There are a number of things which could go wrong and increase the cost of removing a wall, but as long as you use a reputable builder and liaise with building control, everything should be fine. Alternatively, if you are planning to remove the wall yourself, use a structural engineer to advise you on the job, especially with regard to the support (RSJ) required to ensure no problems. As always, your location will affect the price too, if you are in the South East of the country, especially London, then you will pay more to reflect the higher cost of living/labour costs.

Load Bearing Wall Removal Cost

Typically, around £1500-£1750, though quotes will vary enormously depending on location and the size of the building company doing the job. This estimate does not include additional costs such as installing an additional radiator (£250) or moving an existing radiator (£150). Moving light switches and power sockets (£150-£300). Nor will the quote normally cover new flooring/carpets or decoration. Party wall agreement legal costs can add an additional £200 to £300, and this assumes that agreement can be reached without excessive negotiation.

Most builders charge around £200-£300 per day and will always work in pairs especially on jobs such as this. A structural engineer will also have to be involved in order to calculate the required strength of RSJ, as well as a plasterer to finish the job.

Here are a few average costs for hiring a tradesman company to remove a load bearing wall:

Job Description Avg. Cost Duration
Single doorway - around 1m £1250 1-1.5 days
Double doorway - around 2m £1500 1.5-2 days
Large open plan - around 4m £1750 2 days


Cost Breakdown

Individual costs for hiring a company to remove a 4m load bearing wall - Total Cost: £1750

30%

Materials
£525

60%

Tradesmen
£1050

10%

Waste Removal
£175

FAQ's

It obviously depends on the wall but if you allow a couple of days for a typical load bearing wall that should be about right. On day one the existing wall is removed and the RSJ is inserted for safety. Then all the waste is carted to the skip. The second day should see all the plastering and minor finishing work completed. If you require other trades such as electricians or plumbers, then add an additional day or two.
Knocking through interior walls is popular as it is a great way to create a feeling of light and extra space. Taking out the wall separating the kitchen and the living room can dramatically improve the layout and is much cheaper than building a new extension. However, any job involving demolition is going to come with a number of caveats. For a start, internal walls can play an important role in holding the building up, so knocking them out can be structurally unwise!
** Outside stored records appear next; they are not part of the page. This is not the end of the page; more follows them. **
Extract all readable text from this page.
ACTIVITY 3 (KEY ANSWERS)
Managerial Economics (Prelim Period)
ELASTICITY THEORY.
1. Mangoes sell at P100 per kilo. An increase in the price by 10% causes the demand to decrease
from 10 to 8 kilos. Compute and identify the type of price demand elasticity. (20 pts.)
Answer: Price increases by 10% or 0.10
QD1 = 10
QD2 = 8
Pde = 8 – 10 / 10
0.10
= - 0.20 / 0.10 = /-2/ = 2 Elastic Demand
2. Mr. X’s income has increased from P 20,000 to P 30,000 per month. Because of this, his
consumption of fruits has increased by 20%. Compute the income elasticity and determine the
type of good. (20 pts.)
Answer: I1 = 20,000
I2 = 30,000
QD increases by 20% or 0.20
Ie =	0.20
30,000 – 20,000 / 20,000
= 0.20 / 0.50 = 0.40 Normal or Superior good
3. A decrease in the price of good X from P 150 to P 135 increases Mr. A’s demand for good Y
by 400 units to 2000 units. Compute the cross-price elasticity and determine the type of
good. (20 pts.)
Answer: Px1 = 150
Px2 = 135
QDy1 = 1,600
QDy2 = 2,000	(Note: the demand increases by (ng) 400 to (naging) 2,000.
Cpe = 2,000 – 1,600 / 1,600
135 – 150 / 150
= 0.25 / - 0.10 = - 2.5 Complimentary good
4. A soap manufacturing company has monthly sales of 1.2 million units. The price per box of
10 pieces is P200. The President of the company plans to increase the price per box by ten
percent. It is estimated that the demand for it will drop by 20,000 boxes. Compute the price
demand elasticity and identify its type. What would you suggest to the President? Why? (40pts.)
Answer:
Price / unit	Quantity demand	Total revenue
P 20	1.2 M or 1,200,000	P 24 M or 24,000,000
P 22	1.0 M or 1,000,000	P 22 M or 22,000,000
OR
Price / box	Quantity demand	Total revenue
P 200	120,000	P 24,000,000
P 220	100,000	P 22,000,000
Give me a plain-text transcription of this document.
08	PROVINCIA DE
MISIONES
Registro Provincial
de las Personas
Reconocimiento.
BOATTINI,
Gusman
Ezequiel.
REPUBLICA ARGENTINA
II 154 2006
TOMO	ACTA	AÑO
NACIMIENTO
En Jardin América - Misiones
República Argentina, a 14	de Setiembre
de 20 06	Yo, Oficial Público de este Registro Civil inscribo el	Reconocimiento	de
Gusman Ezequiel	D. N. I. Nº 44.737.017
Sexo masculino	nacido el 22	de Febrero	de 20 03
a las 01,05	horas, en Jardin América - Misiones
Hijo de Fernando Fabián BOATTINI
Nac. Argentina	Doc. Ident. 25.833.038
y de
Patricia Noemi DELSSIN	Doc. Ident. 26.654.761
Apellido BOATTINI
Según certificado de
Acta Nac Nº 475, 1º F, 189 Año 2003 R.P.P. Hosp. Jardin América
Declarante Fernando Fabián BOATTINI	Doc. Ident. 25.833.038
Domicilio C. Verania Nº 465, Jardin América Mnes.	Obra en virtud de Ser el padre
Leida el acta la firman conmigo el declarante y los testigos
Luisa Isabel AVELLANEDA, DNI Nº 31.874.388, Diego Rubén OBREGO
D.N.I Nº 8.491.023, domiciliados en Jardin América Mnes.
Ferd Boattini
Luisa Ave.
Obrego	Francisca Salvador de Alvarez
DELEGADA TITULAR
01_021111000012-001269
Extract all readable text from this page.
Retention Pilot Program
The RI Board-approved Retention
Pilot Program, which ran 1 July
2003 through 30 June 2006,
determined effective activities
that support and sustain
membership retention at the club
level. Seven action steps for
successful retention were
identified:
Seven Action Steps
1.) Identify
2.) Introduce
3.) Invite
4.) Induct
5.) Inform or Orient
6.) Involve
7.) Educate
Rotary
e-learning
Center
That being said, taking down internal walls isn't an activity that normally requires planning permission, unless a listed building. Never the less, a Building Regulations application must be made so Building Control can inspect the work and issue a completion certificate. In almost all cases consulting a structural engineer to design a suitable beam or supporting structure is highly recommended.
Some internal walls are fundamental to the structure whereas others just divide up the interior space. Depending on the age of the property, the internal walls can be solid masonry or lightweight timber stud construction. Older, pre-1970's homes tend to have solid masonry walls, whereas newer properties use stud walls except when load bearing - though in some cases even stud walls can be load bearing too!

It is a common saying that you can tell if a wall is load bearing just by tapping it and checking for a hollow sound, if hollow it is a stud wall and can be removed without any support - unfortunately it is not that easy! If you are unsure, the best thing to do is to consult a structural engineer or building surveyor to be on the safe side. Though in any case you will need to consult Building Control.